Human Capital Misallocation

Tyler Cowen's recent post touches on a topic that I think one of the chief problems of the human race: human capital misallocation. Cowen is much more sanguine than I am:
My view is that people who are born into a reasonably good educational infrastructure get exposed repeatedly -- albeit briefly -- to lots of the activities which might intrigue them. If the activity is going to click with them, it has the chance. To borrow the initial example, most high schools and junior high schools have chess clubs and not just in the wealthiest countries. Virtually everyone is put in touch with math, music, kite-flying, poetry, and so on at relatively young ages.
But those are only a minuscule handful of the possible occupations and activities that human beings engage in. Take a look at the U.S. Census, which lists "over 21,000 industry and 31,000 occupation titles in alphabetical order." I have little doubt that no one on earth is meaningfully exposed to more than a minute percentage of all of the possible things one can do with one's life.

Nor do I think there's any conceivable system in which people could be meaningfully exposed to more than a handful of possible careers. In most cases, you simply don't know whether you'll like a career or activity until you've put in at least several months to get acclimated to it and to build up some basic competence. This is true in either direction: plenty of people go to law school but end up years later disliking the practice of law, while plenty of people (I'd bet) fail to explore some activity that they'd actually like simply because it appears uninteresting or daunting at first glance. In any event, it's just not possible to give someone six months' exposure to 1,000 different careers.

As a result, there's an inestimably large amount of human capital misallocation and misinvestment. Countless lawyers and doctors and bankers who complain about their work might have been perfectly happy as a lawn mower mechanic or as a beekeeper or as a chemist specializing in laundry detergent, but never had any inkling that they should have explored those careers.

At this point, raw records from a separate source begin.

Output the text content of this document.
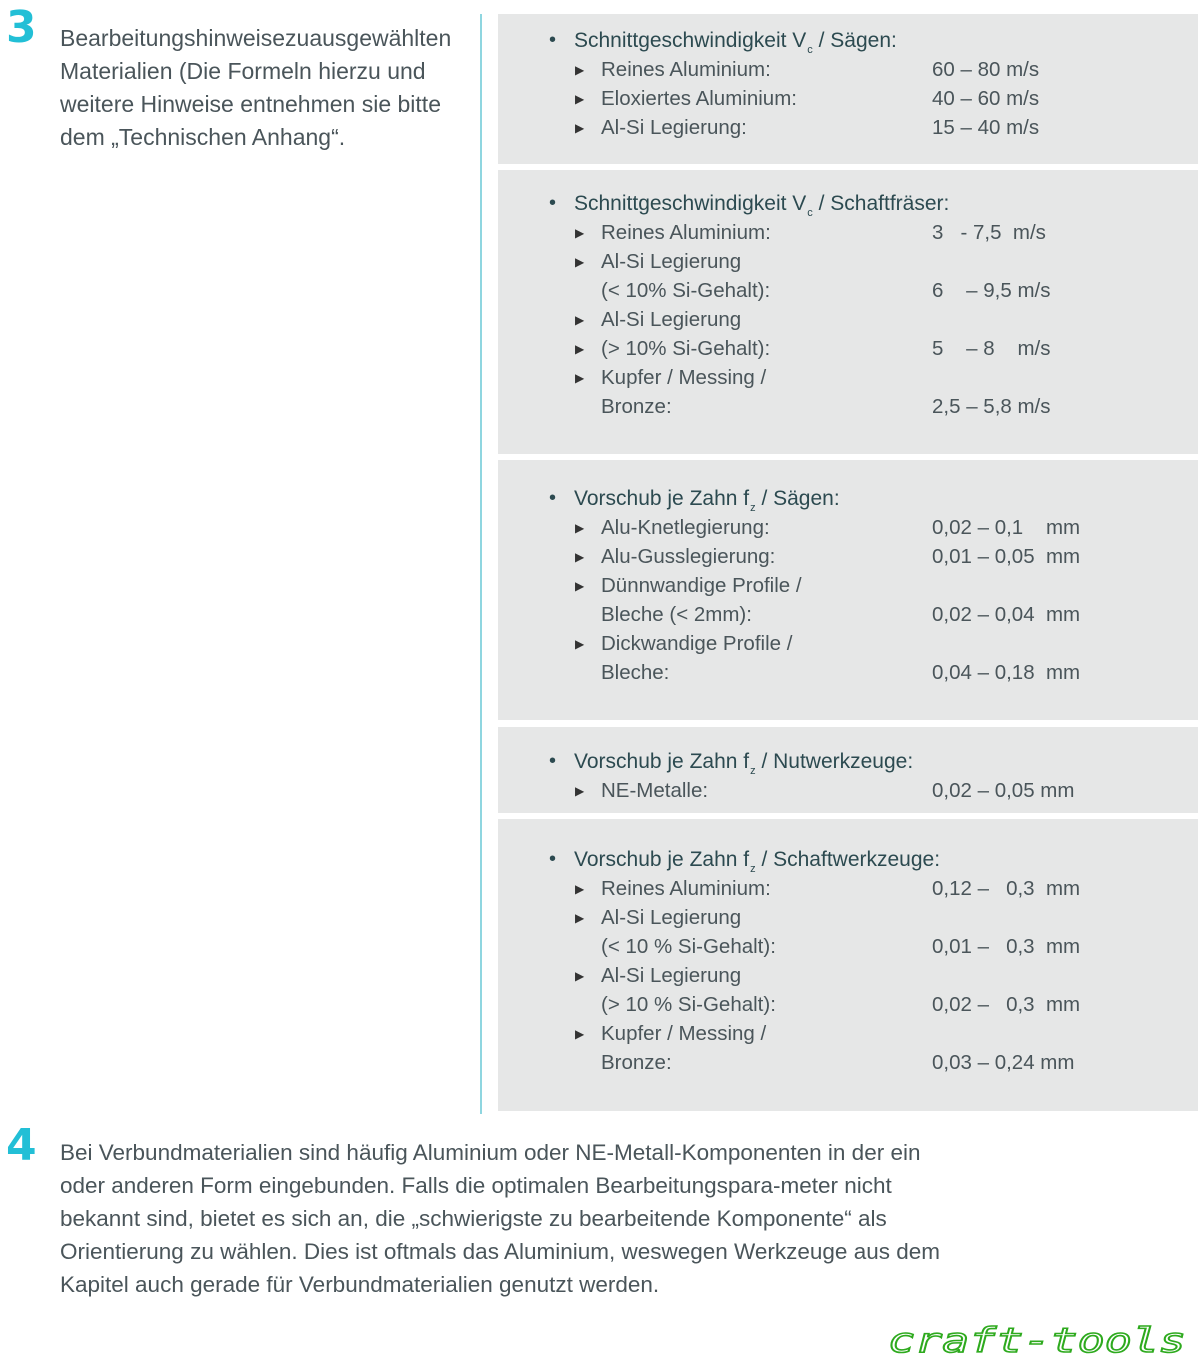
3 Bearbeitungshinweisezuausgewählten Materialien (Die Formeln hierzu und weitere Hinweise entnehmen sie bitte dem „Technischen Anhang“.
• Schnittgeschwindigkeit $V_c$ / Sägen:
▶ Reines Aluminium:	60 – 80 m/s
▶ Eloxiertes Aluminium:	40 – 60 m/s
▶ Al-Si Legierung:	15 – 40 m/s
• Schnittgeschwindigkeit $V_c$ / Schaftfräser:
▶ Reines Aluminium:	3   - 7,5  m/s
▶ Al-Si Legierung
(< 10% Si-Gehalt):	6    – 9,5 m/s
▶ Al-Si Legierung
▶ (> 10% Si-Gehalt):	5    – 8    m/s
▶ Kupfer / Messing /
Bronze:	2,5 – 5,8 m/s
• Vorschub je Zahn $f_z$ / Sägen:
▶ Alu-Knetlegierung:	0,02 – 0,1    mm
▶ Alu-Gusslegierung:	0,01 – 0,05  mm
▶ Dünnwandige Profile /
Bleche (< 2mm):	0,02 – 0,04  mm
▶ Dickwandige Profile /
Bleche:	0,04 – 0,18  mm
• Vorschub je Zahn $f_z$ / Nutwerkzeuge:
▶ NE-Metalle:	0,02 – 0,05 mm
• Vorschub je Zahn $f_z$ / Schaftwerkzeuge:
▶ Reines Aluminium:	0,12 –   0,3  mm
▶ Al-Si Legierung
(< 10 % Si-Gehalt):	0,01 –   0,3  mm
▶ Al-Si Legierung
(> 10 % Si-Gehalt):	0,02 –   0,3  mm
▶ Kupfer / Messing /
Bronze:	0,03 – 0,24 mm
4 Bei Verbundmaterialien sind häufig Aluminium oder NE-Metall-Komponenten in der ein oder anderen Form eingebunden. Falls die optimalen Bearbeitungspara-meter nicht bekannt sind, bietet es sich an, die „schwierigste zu bearbeitende Komponente“ als Orientierung zu wählen. Dies ist oftmals das Aluminium, weswegen Werkzeuge aus dem Kapitel auch gerade für Verbundmaterialien genutzt werden.
craft-tools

Note: this post is only about the limitations of personal knowledge compared to the vast number of possible careers/activities. I'm not even touching on the issue of equal opportunity, i.e., the inner-city child who wasn't given enough intellectual stimulation in school to become qualified for many careers.

P.S. You might consider applying this same analysis to the question of whether a given individual is likely to end up marrying the (a) right person for him or her.